Sostituzione finestra condominiale su strada: serve l'assemblea?
Utente_Milano_9135 · 7 visualizzazioni
Un condomino può sostituire una finestra su strada, da doppio battente a singolo, in autonomia?
Risposta diretta
In linea generale, no: un condomino non può sostituire autonomamente una finestra su strada modificandone la forma (da doppio a singolo battente) se tale intervento altera il decoro architettonico dell'edificio, che è una parte comune tutelata dalla legge.
Quadro normativo
Il riferimento principale è l'art. 1102 c.c., che consente al condomino di usare la cosa comune purché non ne alteri la destinazione e non impedisca agli altri di farne uso. L'art. 1117 c.c. include espressamente tra le parti comuni il prospetto e la facciata dell'edificio. L'art. 1120 c.c. disciplina le innovazioni, richiedendo l'approvazione assembleare con maggioranza qualificata.
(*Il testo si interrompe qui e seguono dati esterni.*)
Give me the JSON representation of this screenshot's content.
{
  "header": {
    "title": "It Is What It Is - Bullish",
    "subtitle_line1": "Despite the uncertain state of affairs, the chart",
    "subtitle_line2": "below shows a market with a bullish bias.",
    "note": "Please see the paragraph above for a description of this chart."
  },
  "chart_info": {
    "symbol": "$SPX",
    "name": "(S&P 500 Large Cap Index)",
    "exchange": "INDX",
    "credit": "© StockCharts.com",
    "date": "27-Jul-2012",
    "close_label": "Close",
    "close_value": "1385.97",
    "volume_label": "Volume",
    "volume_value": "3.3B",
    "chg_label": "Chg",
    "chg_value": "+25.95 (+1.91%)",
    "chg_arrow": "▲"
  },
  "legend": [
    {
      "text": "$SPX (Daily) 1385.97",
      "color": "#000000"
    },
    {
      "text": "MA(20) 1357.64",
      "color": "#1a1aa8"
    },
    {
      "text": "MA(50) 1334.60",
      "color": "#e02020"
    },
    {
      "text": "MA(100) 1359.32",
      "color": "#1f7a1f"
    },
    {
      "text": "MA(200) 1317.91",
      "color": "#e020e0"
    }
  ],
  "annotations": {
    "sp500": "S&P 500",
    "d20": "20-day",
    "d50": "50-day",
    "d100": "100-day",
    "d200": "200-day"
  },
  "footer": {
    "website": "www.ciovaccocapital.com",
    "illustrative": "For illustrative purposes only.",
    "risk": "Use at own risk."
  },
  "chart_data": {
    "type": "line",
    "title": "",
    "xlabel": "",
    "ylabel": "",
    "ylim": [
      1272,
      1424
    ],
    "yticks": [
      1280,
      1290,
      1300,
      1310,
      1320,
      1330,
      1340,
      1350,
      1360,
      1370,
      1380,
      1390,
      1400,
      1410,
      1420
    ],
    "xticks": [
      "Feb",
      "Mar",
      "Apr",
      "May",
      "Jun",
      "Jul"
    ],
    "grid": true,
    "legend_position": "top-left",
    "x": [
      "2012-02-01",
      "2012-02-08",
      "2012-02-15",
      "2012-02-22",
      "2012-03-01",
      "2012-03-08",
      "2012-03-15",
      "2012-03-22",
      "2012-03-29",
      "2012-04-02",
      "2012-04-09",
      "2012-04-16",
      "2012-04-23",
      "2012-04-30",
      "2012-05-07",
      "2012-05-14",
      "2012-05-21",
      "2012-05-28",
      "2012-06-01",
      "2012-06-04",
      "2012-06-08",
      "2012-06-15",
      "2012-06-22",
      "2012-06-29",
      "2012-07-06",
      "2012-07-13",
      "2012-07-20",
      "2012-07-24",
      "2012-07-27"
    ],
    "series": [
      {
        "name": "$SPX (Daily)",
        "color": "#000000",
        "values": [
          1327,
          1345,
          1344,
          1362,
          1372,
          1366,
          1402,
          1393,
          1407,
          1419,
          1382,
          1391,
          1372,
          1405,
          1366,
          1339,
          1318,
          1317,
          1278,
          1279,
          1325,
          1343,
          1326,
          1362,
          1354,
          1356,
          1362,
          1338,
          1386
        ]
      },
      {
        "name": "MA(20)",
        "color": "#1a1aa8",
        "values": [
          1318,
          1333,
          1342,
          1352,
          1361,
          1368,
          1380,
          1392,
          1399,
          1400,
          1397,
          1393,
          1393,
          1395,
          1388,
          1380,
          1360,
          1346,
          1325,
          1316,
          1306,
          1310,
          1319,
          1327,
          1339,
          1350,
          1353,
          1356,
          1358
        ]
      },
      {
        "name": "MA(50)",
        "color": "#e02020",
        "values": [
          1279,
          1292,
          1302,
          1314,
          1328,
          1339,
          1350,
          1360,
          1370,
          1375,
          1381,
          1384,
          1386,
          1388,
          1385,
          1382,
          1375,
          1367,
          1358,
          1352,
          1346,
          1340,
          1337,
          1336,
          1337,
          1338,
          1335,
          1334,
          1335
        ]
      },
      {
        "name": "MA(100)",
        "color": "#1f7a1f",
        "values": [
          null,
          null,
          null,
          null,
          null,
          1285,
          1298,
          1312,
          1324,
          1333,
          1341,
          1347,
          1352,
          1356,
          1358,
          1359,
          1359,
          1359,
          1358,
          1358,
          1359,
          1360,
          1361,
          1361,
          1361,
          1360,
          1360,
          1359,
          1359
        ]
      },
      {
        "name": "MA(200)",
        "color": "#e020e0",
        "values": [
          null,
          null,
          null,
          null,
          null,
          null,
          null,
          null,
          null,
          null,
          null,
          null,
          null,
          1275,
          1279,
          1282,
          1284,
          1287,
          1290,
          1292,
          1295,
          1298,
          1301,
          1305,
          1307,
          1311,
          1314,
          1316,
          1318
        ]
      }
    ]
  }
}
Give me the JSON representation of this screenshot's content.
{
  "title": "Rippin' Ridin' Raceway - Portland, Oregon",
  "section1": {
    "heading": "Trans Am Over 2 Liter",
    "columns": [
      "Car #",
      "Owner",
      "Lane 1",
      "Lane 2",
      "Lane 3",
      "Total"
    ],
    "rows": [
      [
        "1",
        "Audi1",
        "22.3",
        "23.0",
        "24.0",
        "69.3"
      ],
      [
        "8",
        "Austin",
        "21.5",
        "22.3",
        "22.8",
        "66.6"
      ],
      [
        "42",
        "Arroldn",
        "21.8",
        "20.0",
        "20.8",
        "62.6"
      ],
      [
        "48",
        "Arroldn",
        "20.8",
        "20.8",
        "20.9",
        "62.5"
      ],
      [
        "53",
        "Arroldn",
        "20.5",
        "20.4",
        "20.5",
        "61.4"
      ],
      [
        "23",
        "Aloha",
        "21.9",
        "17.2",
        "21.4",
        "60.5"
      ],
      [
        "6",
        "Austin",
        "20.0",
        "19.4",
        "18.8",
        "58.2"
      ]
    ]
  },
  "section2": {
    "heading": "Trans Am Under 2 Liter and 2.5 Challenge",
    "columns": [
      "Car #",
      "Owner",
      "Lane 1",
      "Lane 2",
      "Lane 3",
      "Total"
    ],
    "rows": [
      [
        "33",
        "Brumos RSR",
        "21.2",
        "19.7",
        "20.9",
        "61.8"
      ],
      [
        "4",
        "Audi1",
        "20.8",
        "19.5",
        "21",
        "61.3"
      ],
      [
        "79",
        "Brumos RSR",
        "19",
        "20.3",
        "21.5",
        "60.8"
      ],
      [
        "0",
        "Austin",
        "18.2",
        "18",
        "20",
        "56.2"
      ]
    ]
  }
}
Infine, l'art. 1122 c.c. (riformato dalla Legge 220/2012) impone al condomino che esegue opere nella propria unità di non recare danno alle parti comuni né al decoro architettonico.
Come funziona in pratica
- La finestra è di proprietà esclusiva del singolo condomino nella sua parte interna (vetro, telaio, infisso), ma il suo aspetto esteriore contribuisce al prospetto comune
- Modificare la forma da doppio a singolo battente crea una difformità visibile rispetto alle altre finestre, incidendo sull'estetica dell'edificio
- Se l'intervento altera il decoro architettonico, è equiparato a una innovazione e richiede delibera assembleare con voto favorevole di almeno 500 millesimi
- In alcuni Comuni, tra cui Milano, possono essere necessari anche permessi edilizi o autorizzazioni paesaggistiche se l'edificio è in zona tutelata
- Il regolamento condominiale può imporre vincoli ulteriori sull'uniformità delle facciate
Cosa conviene fare
- Prima di procedere, leggere il regolamento condominiale per verificare eventuali divieti espliciti sulle finestre
- Consultare l'amministratore di condominio per capire se l'intervento richiede una delibera preventiva
- Valutare se la modifica è effettivamente visibile dall'esterno e se crea difformità rispetto alle altre finestre dello stesso prospetto
- Richiedere, se necessario, il nulla osta del Comune di Milano (SUAP o Sportello Unico Edilizia) per eventuali pratiche edilizie
- In caso di dubbio, presentare la questione in assemblea condominiale prima di eseguire i lavori: procedere senza consenso espone al rischio di rimessa in pristino a proprie spese
Questa risposta è generata da intelligenza artificiale e ha scopo puramente informativo. Non costituisce consulenza legale professionale.